For the time being, however, it is instructive to continue with the current approach and consider how it might be applied in practice to the limited size of the data set that we might wish to use with relatively complex and flexible models. A technique often used to control the overfitting phenomenon in such cases is regularization, which involves adding a penalty term to the error function (1.2) to organize the coefficient to a larger value. The simplest penalty term of this kind takes the form of a square for all coefficients, resulting in a correction function of the form


E ~ ( w ) = 1 2 n = 1 N { y ( x n . w ) t n } 2 + Lambda. 2 w 2 (1.4) \ widetilde (w) = {E} \ frac {1} {2} \ sum_ ^ {n = 1} {n} \ {x_n, w) – y t_n \} ^ 2 + \ frac {\ lambda} {2} | | w | | ^ 2 \ tag} {1.4

The ∣ ∣ w ∣ ∣ 2 ≡ wTw = w02 + w12 +… +wM2||w||^2\equiv w^Tw=w_0^2+w_1^2+… 2 + w_M ^ 2 ∣ ∣ w ∣ ∣ ≡ wTw = w02 + w12 +… +wM2, the coefficient lambda lambda lambda controls the relative importance of regularization as compared to the sum of squares error. Note that the coefficient w0W_0w0 is usually ignored in the regularizer because its inclusion causes the result to depend on the origin selection of the target variable, or it can contain the coefficient w0W_0w0 but contain its own regularization coefficient (we’ll cover this topic in more detail in Section 5.5.1 (p. 541)). Similarly, the error function in (1.4) can be minimized precisely in closed form. Such techniques are known in the statistical literature as shrinkage methods because they reduce the value of the coefficients. The special case of quadratic regularizers is called ridge regression. In the context of neural networks, this approach is called weight attenuation.

Figure 1.7 uses the regularization error function (1.4) to pair with ln⁡λ=−18\ln\lambda=-18lnλ=−18 and ln⁡λ=0\ln\lambda=0lnλ=0. λ=0\lambda=0 in the absence of regularization corresponds to λ=−∞\lambda= -infty λ=−∞, as shown in the lower right corner of Figure 1.4.

Figure 1.7 shows the result of fitting the order M=9M=9M=9 polynomial to the same data set previously, but now using the regularized error function given in (1.4). We see that overfitting is suppressed for ln⁡=−18\ln=-18ln=−18, and we now have a closer representation of the fundamental function sin⁡(2πx)\sin(2 πx) sin(2πx). However, if we use too large a value for λ\lambda lambda, then again we get a poor fit, as shown in Figure 1.7 in ln⁡λ=0\ln\lambda=0lnλ=0. Table 1.2 shows the corresponding coefficients of the fitting polynomial, indicating that regularization has the desired effect of reducing the coefficient size.

Table 1.2 w∗ W ^* W ∗ of polynomials M=9M=9M=9, the regularization parameter λ\lambdaλ has different values.
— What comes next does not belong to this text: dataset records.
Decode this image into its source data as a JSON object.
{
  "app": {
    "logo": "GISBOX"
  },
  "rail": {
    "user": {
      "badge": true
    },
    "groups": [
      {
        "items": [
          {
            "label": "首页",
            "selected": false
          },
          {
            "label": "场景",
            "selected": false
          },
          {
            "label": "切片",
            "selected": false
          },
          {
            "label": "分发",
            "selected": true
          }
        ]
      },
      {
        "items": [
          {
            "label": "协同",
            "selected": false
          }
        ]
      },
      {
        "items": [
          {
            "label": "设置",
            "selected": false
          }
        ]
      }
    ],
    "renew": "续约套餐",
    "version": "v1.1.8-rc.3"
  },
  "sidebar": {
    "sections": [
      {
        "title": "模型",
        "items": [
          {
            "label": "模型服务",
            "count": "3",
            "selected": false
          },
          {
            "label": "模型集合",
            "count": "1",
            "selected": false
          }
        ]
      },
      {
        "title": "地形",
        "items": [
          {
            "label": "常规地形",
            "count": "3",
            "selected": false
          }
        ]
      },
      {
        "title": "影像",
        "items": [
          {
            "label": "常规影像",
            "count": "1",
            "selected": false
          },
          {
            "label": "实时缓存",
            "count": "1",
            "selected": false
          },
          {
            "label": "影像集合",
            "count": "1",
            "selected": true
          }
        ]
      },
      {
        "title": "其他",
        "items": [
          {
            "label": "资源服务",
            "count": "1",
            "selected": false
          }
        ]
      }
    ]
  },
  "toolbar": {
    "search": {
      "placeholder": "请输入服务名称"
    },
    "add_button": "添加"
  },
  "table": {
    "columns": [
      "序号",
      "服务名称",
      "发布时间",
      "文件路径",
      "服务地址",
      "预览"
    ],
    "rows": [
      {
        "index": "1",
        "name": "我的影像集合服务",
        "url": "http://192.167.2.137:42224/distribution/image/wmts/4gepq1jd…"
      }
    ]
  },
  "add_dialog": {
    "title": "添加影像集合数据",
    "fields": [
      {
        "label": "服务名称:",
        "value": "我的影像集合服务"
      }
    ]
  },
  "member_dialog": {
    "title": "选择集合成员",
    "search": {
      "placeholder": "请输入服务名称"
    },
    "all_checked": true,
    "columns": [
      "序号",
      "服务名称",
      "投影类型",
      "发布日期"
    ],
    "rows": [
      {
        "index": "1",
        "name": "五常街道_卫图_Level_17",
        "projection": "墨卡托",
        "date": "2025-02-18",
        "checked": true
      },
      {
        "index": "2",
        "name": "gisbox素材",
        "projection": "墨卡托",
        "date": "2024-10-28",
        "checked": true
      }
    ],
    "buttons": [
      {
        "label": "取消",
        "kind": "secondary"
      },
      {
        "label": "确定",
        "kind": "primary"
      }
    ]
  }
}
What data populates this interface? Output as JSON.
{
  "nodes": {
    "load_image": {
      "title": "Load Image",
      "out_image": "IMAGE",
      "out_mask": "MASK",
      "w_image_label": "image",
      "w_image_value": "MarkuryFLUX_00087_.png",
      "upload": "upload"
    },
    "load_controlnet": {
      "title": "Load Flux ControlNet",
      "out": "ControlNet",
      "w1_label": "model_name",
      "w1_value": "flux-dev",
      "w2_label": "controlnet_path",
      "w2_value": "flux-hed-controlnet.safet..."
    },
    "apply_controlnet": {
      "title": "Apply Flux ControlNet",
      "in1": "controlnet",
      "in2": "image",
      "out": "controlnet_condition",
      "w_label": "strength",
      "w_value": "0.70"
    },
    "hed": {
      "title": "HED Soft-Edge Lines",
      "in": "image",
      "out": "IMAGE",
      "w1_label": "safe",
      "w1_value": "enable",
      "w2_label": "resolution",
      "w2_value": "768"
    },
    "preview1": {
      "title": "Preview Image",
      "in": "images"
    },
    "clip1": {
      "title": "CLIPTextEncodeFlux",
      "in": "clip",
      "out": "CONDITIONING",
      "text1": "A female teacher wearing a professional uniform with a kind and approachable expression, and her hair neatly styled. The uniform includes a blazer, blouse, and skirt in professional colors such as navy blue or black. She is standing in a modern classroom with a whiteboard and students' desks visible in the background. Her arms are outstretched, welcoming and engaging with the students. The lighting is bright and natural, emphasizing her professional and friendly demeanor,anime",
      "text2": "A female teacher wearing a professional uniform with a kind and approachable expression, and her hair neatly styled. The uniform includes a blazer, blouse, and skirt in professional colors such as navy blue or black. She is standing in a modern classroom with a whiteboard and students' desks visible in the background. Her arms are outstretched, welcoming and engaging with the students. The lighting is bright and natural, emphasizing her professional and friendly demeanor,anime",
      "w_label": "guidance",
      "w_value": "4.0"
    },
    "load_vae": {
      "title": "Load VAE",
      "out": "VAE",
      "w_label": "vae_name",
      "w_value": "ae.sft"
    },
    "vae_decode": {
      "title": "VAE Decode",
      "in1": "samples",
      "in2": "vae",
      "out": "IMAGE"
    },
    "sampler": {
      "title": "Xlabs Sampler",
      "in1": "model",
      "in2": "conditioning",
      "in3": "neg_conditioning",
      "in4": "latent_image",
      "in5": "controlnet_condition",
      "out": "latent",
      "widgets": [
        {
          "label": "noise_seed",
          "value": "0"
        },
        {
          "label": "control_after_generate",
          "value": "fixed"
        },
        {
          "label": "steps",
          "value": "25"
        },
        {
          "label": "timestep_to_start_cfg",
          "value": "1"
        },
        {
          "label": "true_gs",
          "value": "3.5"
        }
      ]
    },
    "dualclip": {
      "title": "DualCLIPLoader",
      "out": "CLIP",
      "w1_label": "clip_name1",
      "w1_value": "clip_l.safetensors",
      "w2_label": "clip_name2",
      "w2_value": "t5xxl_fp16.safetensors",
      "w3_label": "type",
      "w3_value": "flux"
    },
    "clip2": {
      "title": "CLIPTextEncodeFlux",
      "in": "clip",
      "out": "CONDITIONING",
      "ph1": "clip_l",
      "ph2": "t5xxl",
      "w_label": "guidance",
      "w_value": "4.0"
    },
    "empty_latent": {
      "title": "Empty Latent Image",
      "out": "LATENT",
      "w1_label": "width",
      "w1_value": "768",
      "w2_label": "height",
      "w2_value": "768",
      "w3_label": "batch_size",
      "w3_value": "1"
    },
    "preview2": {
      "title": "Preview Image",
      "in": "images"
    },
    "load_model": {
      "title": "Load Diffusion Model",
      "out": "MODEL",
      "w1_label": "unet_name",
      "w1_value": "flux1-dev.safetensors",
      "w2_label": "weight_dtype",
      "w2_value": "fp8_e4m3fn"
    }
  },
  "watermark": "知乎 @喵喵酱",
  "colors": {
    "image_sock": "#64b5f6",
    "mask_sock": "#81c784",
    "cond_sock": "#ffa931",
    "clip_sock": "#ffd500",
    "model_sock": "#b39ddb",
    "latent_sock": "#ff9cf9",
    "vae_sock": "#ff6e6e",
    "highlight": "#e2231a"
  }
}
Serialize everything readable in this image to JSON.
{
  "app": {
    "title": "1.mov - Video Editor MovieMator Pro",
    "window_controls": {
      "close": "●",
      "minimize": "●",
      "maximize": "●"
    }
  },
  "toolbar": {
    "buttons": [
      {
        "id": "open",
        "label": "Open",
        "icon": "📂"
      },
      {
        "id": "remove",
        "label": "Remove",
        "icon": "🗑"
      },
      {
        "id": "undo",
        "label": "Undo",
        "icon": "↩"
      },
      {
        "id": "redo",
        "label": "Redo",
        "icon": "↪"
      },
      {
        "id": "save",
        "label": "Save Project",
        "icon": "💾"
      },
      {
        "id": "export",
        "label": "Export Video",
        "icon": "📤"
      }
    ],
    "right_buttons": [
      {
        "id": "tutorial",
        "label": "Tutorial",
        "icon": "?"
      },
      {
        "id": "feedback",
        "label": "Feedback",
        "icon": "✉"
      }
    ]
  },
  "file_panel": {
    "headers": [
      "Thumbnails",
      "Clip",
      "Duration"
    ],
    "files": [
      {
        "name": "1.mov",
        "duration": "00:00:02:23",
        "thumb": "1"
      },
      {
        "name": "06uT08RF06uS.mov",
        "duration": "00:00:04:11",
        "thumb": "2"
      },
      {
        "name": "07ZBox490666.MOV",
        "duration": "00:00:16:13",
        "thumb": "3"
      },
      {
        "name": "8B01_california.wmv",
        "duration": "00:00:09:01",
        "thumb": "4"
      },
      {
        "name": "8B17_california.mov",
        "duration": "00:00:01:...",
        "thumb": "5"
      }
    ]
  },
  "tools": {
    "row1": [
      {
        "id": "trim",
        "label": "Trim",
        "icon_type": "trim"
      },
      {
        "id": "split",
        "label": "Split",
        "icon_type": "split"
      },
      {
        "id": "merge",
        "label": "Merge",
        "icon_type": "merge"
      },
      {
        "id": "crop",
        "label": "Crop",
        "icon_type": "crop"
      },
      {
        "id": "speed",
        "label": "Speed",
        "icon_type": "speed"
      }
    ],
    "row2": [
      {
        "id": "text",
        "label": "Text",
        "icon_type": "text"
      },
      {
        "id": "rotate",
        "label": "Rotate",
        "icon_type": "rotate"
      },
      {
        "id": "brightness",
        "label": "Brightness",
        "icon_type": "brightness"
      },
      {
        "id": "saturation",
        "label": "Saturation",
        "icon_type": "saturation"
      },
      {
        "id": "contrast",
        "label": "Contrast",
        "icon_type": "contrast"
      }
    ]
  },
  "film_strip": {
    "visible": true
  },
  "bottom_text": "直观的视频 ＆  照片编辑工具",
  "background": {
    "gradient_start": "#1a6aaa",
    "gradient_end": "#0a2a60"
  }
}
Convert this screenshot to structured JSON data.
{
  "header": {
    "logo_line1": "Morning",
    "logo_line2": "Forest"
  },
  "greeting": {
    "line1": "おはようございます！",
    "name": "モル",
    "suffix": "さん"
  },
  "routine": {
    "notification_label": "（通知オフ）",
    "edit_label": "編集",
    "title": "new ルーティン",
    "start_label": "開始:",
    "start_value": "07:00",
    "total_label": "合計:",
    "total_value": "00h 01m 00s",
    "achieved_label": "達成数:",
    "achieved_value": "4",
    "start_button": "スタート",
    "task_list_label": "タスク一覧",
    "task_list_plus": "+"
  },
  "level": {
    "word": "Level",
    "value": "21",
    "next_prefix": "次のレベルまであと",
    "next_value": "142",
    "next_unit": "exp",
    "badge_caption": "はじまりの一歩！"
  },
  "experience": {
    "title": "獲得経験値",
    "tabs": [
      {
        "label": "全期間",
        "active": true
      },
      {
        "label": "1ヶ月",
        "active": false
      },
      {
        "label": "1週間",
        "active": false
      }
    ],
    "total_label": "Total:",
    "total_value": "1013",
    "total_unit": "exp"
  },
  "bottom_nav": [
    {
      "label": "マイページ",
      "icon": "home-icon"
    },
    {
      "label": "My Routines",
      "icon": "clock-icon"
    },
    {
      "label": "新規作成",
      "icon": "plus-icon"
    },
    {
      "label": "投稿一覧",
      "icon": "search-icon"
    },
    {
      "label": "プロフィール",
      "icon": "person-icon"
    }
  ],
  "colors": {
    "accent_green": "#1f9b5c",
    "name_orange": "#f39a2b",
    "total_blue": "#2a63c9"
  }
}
Note that ln⁡λ=−∞\ln\lambda=-\inftylnλ=−∞ corresponds to the model without regularization, which is the graph in the lower right corner of Figure 1.4. We see that the typical size of the coefficients decreases as the value of λ\lambdaλ increases.

The effect of regularization term on generalization error can be seen by plotting the root mean square error (1.3) value of training set and test set against ln⁡λ\ln lambdalnλ, as shown in Figure 1.8. We find that lambda lambda actually now controls the effective complexity of the model and thus determines the degree of overfitting.

The issue of model complexity is an important one and will be discussed in detail in Section 1.3. We need only note here that if we are trying to use this minimization of the error function to solve a real problem, we must find a way to determine an appropriate value for model complexity. The above results suggest a simple way to achieve this by dividing the available data into a training set for determining the coefficient WWW and a separate validation set (also known as a hold set) for optimizing model complexity (MMM or λ\lambdaλ). However, in many cases this will prove too wasteful of valuable training data and we must seek more sophisticated approaches.

So far, our discussion of polynomial curve fitting has relied largely on intuition. We now seek a more principled approach to the problem of pattern recognition by discussing probability theory. In addition to providing the basis for almost all subsequent developments in this book, it will also give us some important insights introduced in the CON text on polynomial curve fitting, and allow us to extend these concepts to more complex cases.

Figure 1.8m =9M=9M=9 Root mean square error (1.3) of polynomial and ln⁡λ\ln lambdalnλ.